Different Debts In Bankruptcy

: Chris Lee Law Firm

  Filed under: Debt

The bankruptcy process is quite helpful for many people dealing with financial hardship. Designed to provide relief for many types of debt, there are some specifics you should know about your debts and how they could be managed in bankruptcy.

Types Of Debt

The most common source of debt in bankruptcy is unsecured debt. These debts are called “unsecured” because they lack collateral for default. In other words, there is no asset tied to these debts that can be seized for liquidation if you fail to pay. Credit cards, utility bills, medical bills, some loans and domestic support obligations are all examples of unsecured debt. However, it doesn’t mean they are all treated the same. Credit cards, utility bills and medical bills are easily discharged in either Chapter 7 or Chapter 13 bankruptcy. ┬áStudent loans and domestic support obligations are also considered unsecured debts, but these are generally not eligible for bankruptcy. In the rare case they are accepted by the court, they would only be eligible for Chapter 13 repayment plan assistance.
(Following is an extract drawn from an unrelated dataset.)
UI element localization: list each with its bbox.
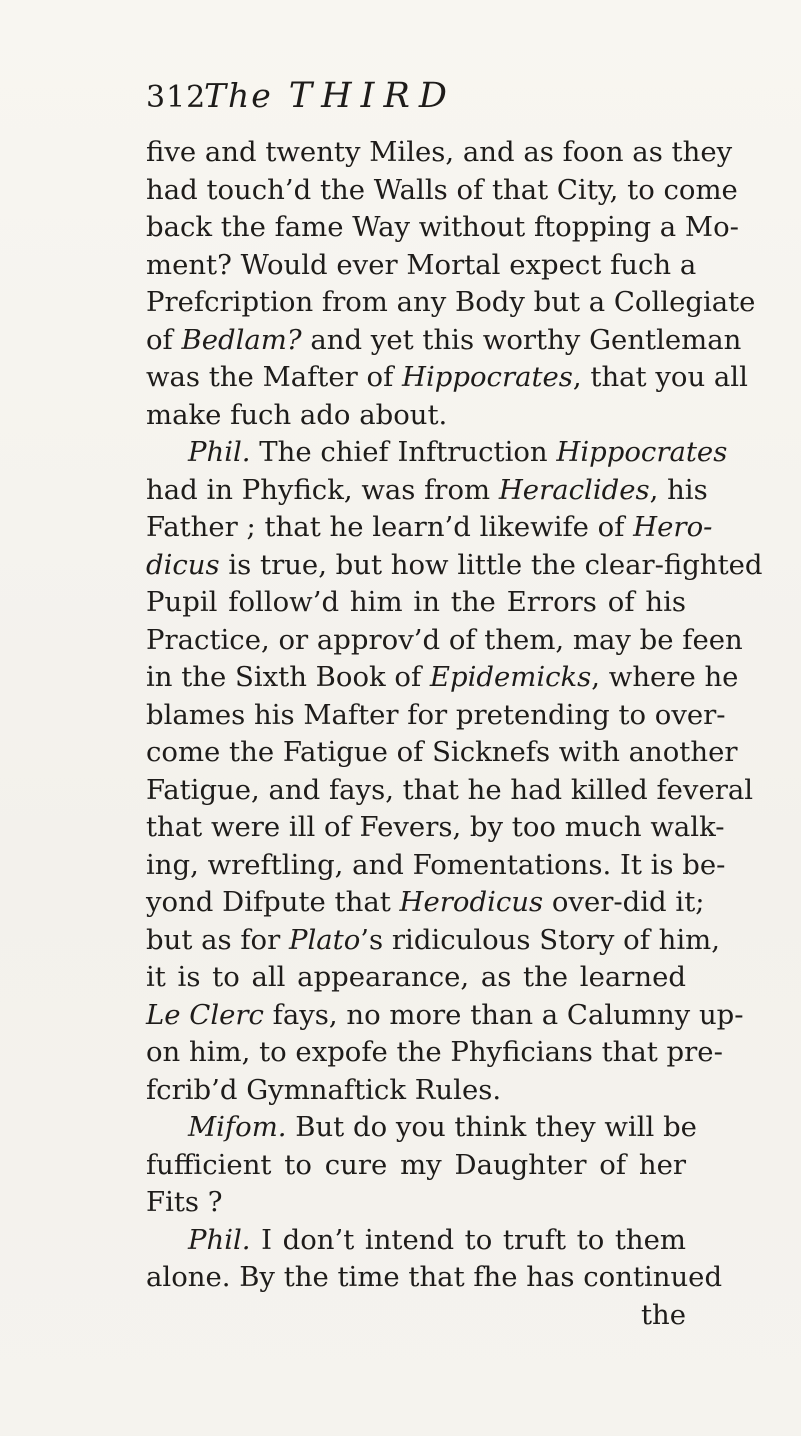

Secured debts are those in which an asset is used as collateral on the loan, which can be seized and liquidated in the event of default. Car loans, mortgages, title and payday loans are common examples of secured debts. While all of these are typically eligible for bankruptcy protection they are often better served in Chapter 13, where the debts are repaid over time. The reason is that the asset used as collateral is better protected when these debts are repaid rather than erased in Chapter 7. Although tax debts are not secured against any particular asset, the IRS does have a right to place a lien on your property in order to collect on the debt. Tax debts are an unofficial secured debt, and are also tricky to have included in a bankruptcy.